Ici on parle « Èbrenc »

Un joli point de vue s’offre à vous, qui n’est pas sans rappeler certains paysages flamands, tant le jeu de transparences finit par brouiller les pistes, si bien qu’on ne sait plus qui, du reflet ou du paysage, est vraiment réel. Le long de la mer, vers le nord, la côte rocheuse se creuse d’anses profondes bordées de pinèdes, tandis qu’au sud, vers le fleuve, les plages s’allongent au soleil, larges et douces. Tout invite ici à la nonchalance. à son jeu de miroir avec la Camargue, cette terre ajoute la culture bovine, avec « une tradition de raseteurs qui n’a rien à voir avec la mise à mort des corridas, ici on respecte les taureaux » comme nous l’explique Xavi. La présence des eucalyptus dont la chevelure légère oscille avec le vent, ajoute au sentiment de liberté que respirent les paysages. Selon Eva, une liberté de plus en plus menacée : « Tous les ans, la mer mange un peu plus de nos rizières. Notre surface cultivable diminue et ça menace notre équilibre économique. La cabane de mes beaux-parents qui était à 1,5 km de la mer il y a trente ans est maintenant carrément sur la plage. On est inquiets pour l’avenir, on a peur de voir disparaître tout un univers ». De retour de vos pérégrinations, Amposta vous offre son hospitalité tranquille, le charme de ses petites rues, et, dans les boutiques, la mélodie de son accent.

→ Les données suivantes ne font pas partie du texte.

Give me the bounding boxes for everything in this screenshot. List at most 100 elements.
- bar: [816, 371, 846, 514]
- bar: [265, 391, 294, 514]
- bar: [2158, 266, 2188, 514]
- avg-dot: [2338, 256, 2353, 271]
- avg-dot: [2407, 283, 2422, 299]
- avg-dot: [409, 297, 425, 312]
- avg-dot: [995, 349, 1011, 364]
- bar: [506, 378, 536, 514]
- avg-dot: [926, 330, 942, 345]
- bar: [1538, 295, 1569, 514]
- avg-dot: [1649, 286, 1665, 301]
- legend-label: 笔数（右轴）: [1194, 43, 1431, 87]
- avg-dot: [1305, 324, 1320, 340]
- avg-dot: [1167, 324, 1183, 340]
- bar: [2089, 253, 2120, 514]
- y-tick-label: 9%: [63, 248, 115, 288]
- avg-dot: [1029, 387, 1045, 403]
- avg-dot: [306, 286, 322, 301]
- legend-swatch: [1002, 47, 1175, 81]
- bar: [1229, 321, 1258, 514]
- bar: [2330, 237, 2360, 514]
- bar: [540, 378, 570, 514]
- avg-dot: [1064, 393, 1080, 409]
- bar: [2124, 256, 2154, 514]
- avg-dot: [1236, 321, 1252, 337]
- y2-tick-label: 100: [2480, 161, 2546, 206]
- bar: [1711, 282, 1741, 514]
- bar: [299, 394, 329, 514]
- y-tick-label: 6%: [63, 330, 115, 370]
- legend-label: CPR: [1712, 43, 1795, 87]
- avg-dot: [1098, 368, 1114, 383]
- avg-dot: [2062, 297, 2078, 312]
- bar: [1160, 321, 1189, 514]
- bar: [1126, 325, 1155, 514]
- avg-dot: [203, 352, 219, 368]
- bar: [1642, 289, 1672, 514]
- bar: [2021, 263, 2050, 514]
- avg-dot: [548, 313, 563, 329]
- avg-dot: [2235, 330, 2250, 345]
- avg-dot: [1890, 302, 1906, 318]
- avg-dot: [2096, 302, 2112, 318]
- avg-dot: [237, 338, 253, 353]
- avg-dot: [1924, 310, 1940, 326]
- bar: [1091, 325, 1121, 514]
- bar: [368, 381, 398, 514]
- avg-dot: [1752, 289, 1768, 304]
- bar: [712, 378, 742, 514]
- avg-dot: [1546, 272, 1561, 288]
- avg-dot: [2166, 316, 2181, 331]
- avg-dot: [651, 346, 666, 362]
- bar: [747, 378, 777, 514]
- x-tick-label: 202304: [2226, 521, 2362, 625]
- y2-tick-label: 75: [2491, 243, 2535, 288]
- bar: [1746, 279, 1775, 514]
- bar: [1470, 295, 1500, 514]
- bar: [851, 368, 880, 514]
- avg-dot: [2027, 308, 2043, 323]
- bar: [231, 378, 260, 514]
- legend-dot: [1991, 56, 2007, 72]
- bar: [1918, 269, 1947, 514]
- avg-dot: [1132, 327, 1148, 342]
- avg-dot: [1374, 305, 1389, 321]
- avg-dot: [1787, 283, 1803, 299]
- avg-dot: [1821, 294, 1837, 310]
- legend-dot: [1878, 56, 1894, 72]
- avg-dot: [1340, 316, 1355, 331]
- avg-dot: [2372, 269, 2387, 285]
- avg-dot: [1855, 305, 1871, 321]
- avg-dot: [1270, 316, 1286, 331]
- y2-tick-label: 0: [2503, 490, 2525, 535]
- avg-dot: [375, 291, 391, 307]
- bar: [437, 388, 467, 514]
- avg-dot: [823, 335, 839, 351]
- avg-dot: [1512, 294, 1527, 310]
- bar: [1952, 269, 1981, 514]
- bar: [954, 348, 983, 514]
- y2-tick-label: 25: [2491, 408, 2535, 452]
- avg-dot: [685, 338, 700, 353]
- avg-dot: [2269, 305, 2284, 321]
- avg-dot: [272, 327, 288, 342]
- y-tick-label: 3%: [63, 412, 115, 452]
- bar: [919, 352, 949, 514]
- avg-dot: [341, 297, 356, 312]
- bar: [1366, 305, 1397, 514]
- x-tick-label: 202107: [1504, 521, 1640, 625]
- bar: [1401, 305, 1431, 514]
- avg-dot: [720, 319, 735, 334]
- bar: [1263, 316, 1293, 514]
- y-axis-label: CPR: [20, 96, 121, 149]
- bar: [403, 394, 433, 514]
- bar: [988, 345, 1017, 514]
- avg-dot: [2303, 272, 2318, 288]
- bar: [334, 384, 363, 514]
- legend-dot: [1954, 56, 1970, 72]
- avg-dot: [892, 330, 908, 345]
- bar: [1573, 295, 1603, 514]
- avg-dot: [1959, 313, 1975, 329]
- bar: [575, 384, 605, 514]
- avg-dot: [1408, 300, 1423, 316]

Quand on leur fait remarquer que leur parler tire un peu sur le valencien, les habitants répondent fièrement comme Jordi, le portier de l’hôtel : « ici on parle Èbrenc ». Èbrenc, c’est-à-dire la langue de l’Èbre, dictée par le fleuve roi qui s’élargit sous l’ombre du pont, immuable. Celui-là même qui a vu passer les siècles et les occupants, et doté Amposta de son patrimoine agréablement contrasté. Une ville pleine de couleurs, de saveurs, d’odeurs, la petite capitale d’un vaste empire de lagunes, de dunes et de rizières, de villages insulaires, de myriades d’oiseaux. Une pépite à découvrir et à aimer sans modération.